Is there any way to delete single XML cells without affecting other XML maps?


Solution

  • How to deal with such kinds of requirements?

    All Office Open XML files, as *.xlsx too, are ZIP archives. So one can simply unzip them and have a look into the structure. Doing so for a *.xlsx file having XML maps to single cells, one will find /xl/tables/tableSingleCells[n].xml for each sheet having single cells mapped to XML. The root element of the XML in those files is singleXmlCells.
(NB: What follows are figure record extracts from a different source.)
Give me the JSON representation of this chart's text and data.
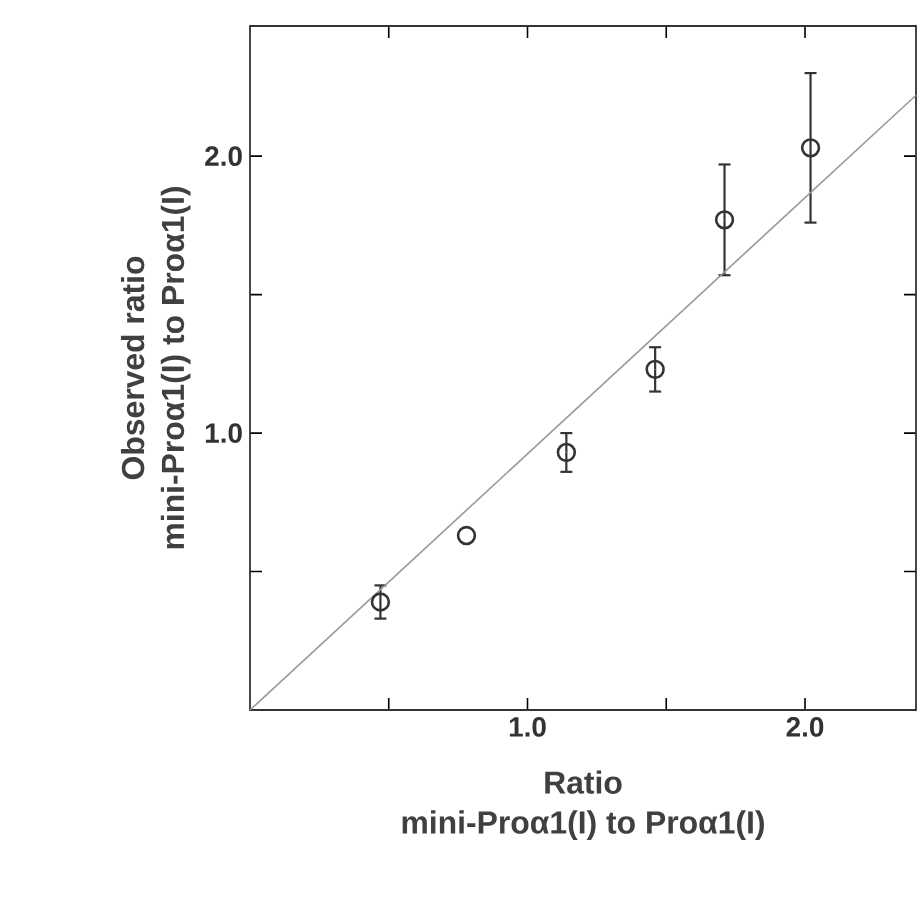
{
  "chart_data": {
    "type": "scatter",
    "xlabel": "Ratio\nmini-Proα1(I) to Proα1(I)",
    "ylabel": "Observed ratio\nmini-Proα1(I) to Proα1(I)",
    "xlim": [
      0,
      2.4
    ],
    "ylim": [
      0,
      2.47
    ],
    "grid": false,
    "xticks": [
      {
        "value": 0.5,
        "label": null
      },
      {
        "value": 1,
        "label": "1.0"
      },
      {
        "value": 1.5,
        "label": null
      },
      {
        "value": 2,
        "label": "2.0"
      }
    ],
    "yticks": [
      {
        "value": 0.5,
        "label": null
      },
      {
        "value": 1,
        "label": "1.0"
      },
      {
        "value": 1.5,
        "label": null
      },
      {
        "value": 2,
        "label": "2.0"
      }
    ],
    "series": [
      {
        "color": "#333333",
        "marker": "circle",
        "x": [
          0.47,
          0.78,
          1.14,
          1.46,
          1.71,
          2.02
        ],
        "values": [
          0.39,
          0.63,
          0.93,
          1.23,
          1.77,
          2.03
        ],
        "errors": [
          0.06,
          null,
          0.07,
          0.08,
          0.2,
          0.27
        ]
      },
      {
        "type": "line",
        "color": "#999999",
        "marker": "none",
        "x": [
          0,
          2.4
        ],
        "values": [
          0,
          2.22
        ]
      }
    ]
  }
}
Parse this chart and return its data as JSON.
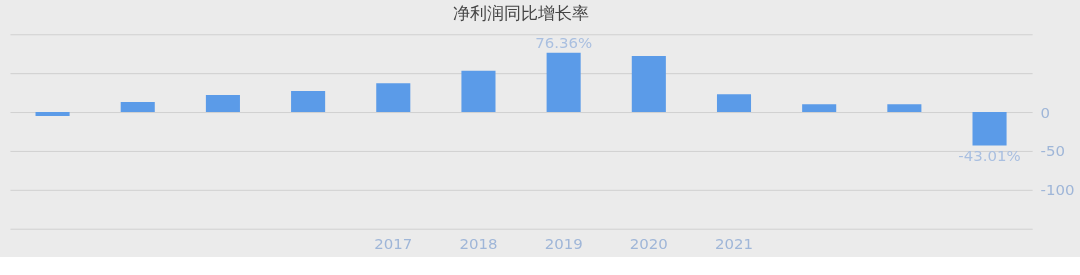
{
  "chart_data": {
    "type": "bar",
    "title": "净利润同比增长率",
    "categories": [
      null,
      null,
      null,
      null,
      "2017",
      "2018",
      "2019",
      "2020",
      "2021",
      null,
      null,
      null
    ],
    "values": [
      -5,
      13,
      22,
      27,
      37,
      53,
      76.36,
      72,
      23,
      10,
      10,
      -43.01
    ],
    "value_labels": [
      null,
      null,
      null,
      null,
      null,
      null,
      "76.36%",
      null,
      null,
      null,
      null,
      "-43.01%"
    ],
    "color": "#5b9be8",
    "ylim": [
      -150,
      100
    ],
    "yticks": [
      {
        "value": 100,
        "label": null
      },
      {
        "value": 50,
        "label": null
      },
      0,
      -50,
      -100,
      {
        "value": -150,
        "label": null
      }
    ],
    "grid": "y"
  }
}
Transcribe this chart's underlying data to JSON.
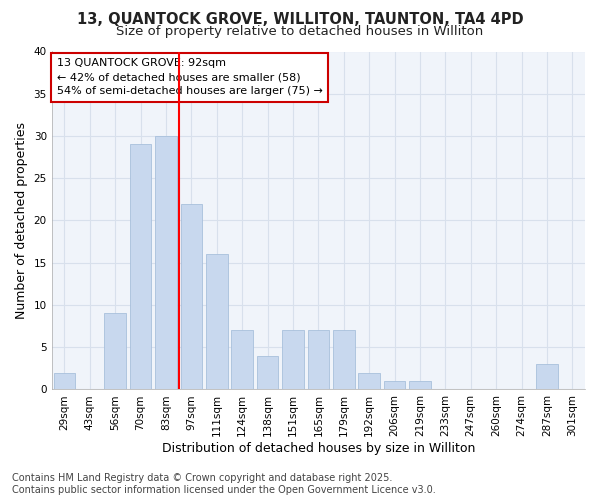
{
  "title1": "13, QUANTOCK GROVE, WILLITON, TAUNTON, TA4 4PD",
  "title2": "Size of property relative to detached houses in Williton",
  "xlabel": "Distribution of detached houses by size in Williton",
  "ylabel": "Number of detached properties",
  "categories": [
    "29sqm",
    "43sqm",
    "56sqm",
    "70sqm",
    "83sqm",
    "97sqm",
    "111sqm",
    "124sqm",
    "138sqm",
    "151sqm",
    "165sqm",
    "179sqm",
    "192sqm",
    "206sqm",
    "219sqm",
    "233sqm",
    "247sqm",
    "260sqm",
    "274sqm",
    "287sqm",
    "301sqm"
  ],
  "values": [
    2,
    0,
    9,
    29,
    30,
    22,
    16,
    7,
    4,
    7,
    7,
    7,
    2,
    1,
    1,
    0,
    0,
    0,
    0,
    3,
    0
  ],
  "bar_color": "#c8d8ee",
  "bar_edge_color": "#a8c0dc",
  "red_line_x": 4.5,
  "annotation_line1": "13 QUANTOCK GROVE: 92sqm",
  "annotation_line2": "← 42% of detached houses are smaller (58)",
  "annotation_line3": "54% of semi-detached houses are larger (75) →",
  "ylim": [
    0,
    40
  ],
  "yticks": [
    0,
    5,
    10,
    15,
    20,
    25,
    30,
    35,
    40
  ],
  "footnote1": "Contains HM Land Registry data © Crown copyright and database right 2025.",
  "footnote2": "Contains public sector information licensed under the Open Government Licence v3.0.",
  "bg_color": "#ffffff",
  "plot_bg_color": "#f0f4fa",
  "grid_color": "#d8e0ec",
  "title_fontsize": 10.5,
  "subtitle_fontsize": 9.5,
  "axis_label_fontsize": 9,
  "tick_fontsize": 7.5,
  "footnote_fontsize": 7,
  "annotation_box_edge": "#cc0000"
}
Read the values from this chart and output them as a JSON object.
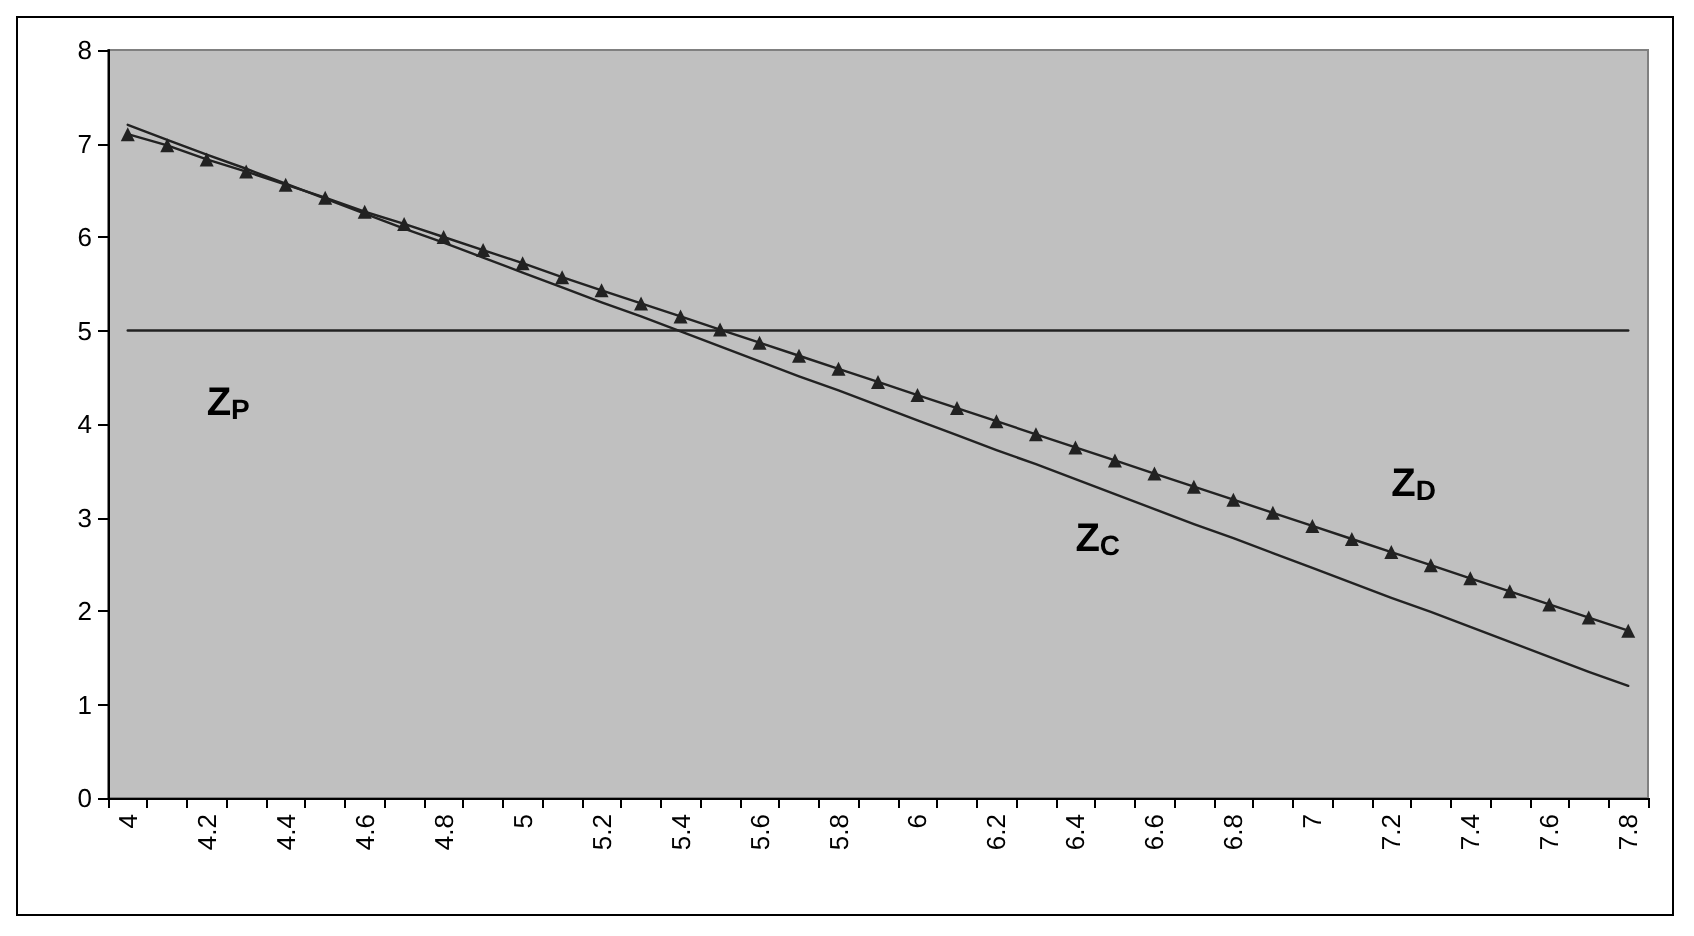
{
  "chart_data": {
    "type": "line",
    "categories": [
      "4",
      null,
      "4.2",
      null,
      "4.4",
      null,
      "4.6",
      null,
      "4.8",
      null,
      "5",
      null,
      "5.2",
      null,
      "5.4",
      null,
      "5.6",
      null,
      "5.8",
      null,
      "6",
      null,
      "6.2",
      null,
      "6.4",
      null,
      "6.6",
      null,
      "6.8",
      null,
      "7",
      null,
      "7.2",
      null,
      "7.4",
      null,
      "7.6",
      null,
      "7.8"
    ],
    "series": [
      {
        "name": "Z$_{P}$",
        "color": "#222222",
        "marker": "none",
        "values": [
          5,
          5,
          5,
          5,
          5,
          5,
          5,
          5,
          5,
          5,
          5,
          5,
          5,
          5,
          5,
          5,
          5,
          5,
          5,
          5,
          5,
          5,
          5,
          5,
          5,
          5,
          5,
          5,
          5,
          5,
          5,
          5,
          5,
          5,
          5,
          5,
          5,
          5,
          5
        ]
      },
      {
        "name": "Z$_{C}$",
        "color": "#222222",
        "marker": "none",
        "values": [
          7.2,
          7.04,
          6.88,
          6.73,
          6.57,
          6.41,
          6.25,
          6.09,
          5.94,
          5.78,
          5.62,
          5.46,
          5.3,
          5.15,
          4.99,
          4.83,
          4.67,
          4.51,
          4.36,
          4.2,
          4.04,
          3.88,
          3.72,
          3.57,
          3.41,
          3.25,
          3.09,
          2.93,
          2.78,
          2.62,
          2.46,
          2.3,
          2.14,
          1.99,
          1.83,
          1.67,
          1.51,
          1.35,
          1.2
        ]
      },
      {
        "name": "Z$_{D}$",
        "color": "#222222",
        "marker": "triangle",
        "values": [
          7.1,
          6.98,
          6.83,
          6.7,
          6.56,
          6.42,
          6.27,
          6.14,
          6.0,
          5.86,
          5.72,
          5.57,
          5.43,
          5.29,
          5.15,
          5.01,
          4.87,
          4.73,
          4.59,
          4.45,
          4.31,
          4.17,
          4.03,
          3.89,
          3.75,
          3.61,
          3.47,
          3.33,
          3.19,
          3.05,
          2.91,
          2.77,
          2.63,
          2.49,
          2.35,
          2.21,
          2.07,
          1.93,
          1.79
        ]
      }
    ],
    "ylim": [
      0,
      8
    ],
    "yticks": [
      0,
      1,
      2,
      3,
      4,
      5,
      6,
      7,
      8
    ],
    "grid": false
  }
}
In terms of the Office Open XML file structure, there is a document part /xl/tables/tableSingleCells[n].xml having XML to store the XML mapping for single cells.

    Is Apache POI supporting this kind of document part?

    In Apache POI 5.2.3, there is SingleXmlCells, which is exactly that document part. But there is not any getter to get objects of that class already. But each document part extends org.apache.poi.ooxml.POIXMLDocumentPart which has a method getRelations() to get all related parts. So one can get the SingleXmlCells from XSSFSheet by looping through all related parts of given XSSFSheet until one finds instance of SingleXmlCells.

    Example:

    import org.apache.poi.ss.usermodel.WorkbookFactory;
    import org.apache.poi.xssf.model.SingleXmlCells;
    import org.apache.poi.xssf.usermodel.*;
    
    import java.io.FileInputStream;
    import java.io.FileOutputStream;
    
    class ExcelRemoveCellFromSingleXmlCells {
            
     public static void main(String[] args) throws Exception {
      try (
           XSSFWorkbook workbook = (XSSFWorkbook)WorkbookFactory.create(new FileInputStream("./ExcelWithXMLMapSingleCells.xlsx"));
           FileOutputStream out = new FileOutputStream("./ExcelWithXMLMapSingleCellsNew.xlsx")
           ) {
               
       XSSFSheet sheet = workbook.cloneSheet(0);
       for (org.apache.poi.ooxml.POIXMLDocumentPart relatedPart : sheet.getRelations()) {
        System.out.println(relatedPart.getClass());
        if (relatedPart instanceof org.apache.poi.xssf.model.SingleXmlCells) {
         SingleXmlCells singleXmlCellsTable = (SingleXmlCells)relatedPart;
         org.openxmlformats.schemas.spreadsheetml.x2006.main.CTSingleXmlCells ctSingleXmlCells = singleXmlCellsTable.getCTSingleXMLCells();
         System.out.println(ctSingleXmlCells);
        }
       }
       
       workbook.write(out);
      } 
     }
    }
    

    Does SingleXmlCells support removing single XSSFSingleXmlCells?

    No. But it supports getting the XML object org.openxmlformats.schemas.spreadsheetml.x2006.main.CTSingleXmlCells using method getCTSingleXMLCells().

    What does that CTSingleXmlCells support?

    There is no API documentation for org.openxmlformats.schemas.* classes public available. But one can download the sources of poi-ooxml-full-5.2.3 (for example from here: https://repo1.maven.org/maven2/org/apache/poi/poi-ooxml-full/5.2.3/). Then one can do javadoc from those sources to create a API documentation.

    There you will find the method removeSingleXmlCell​(int i) in CTSingleXmlCells, which "Removes the ith "singleXmlCell" element".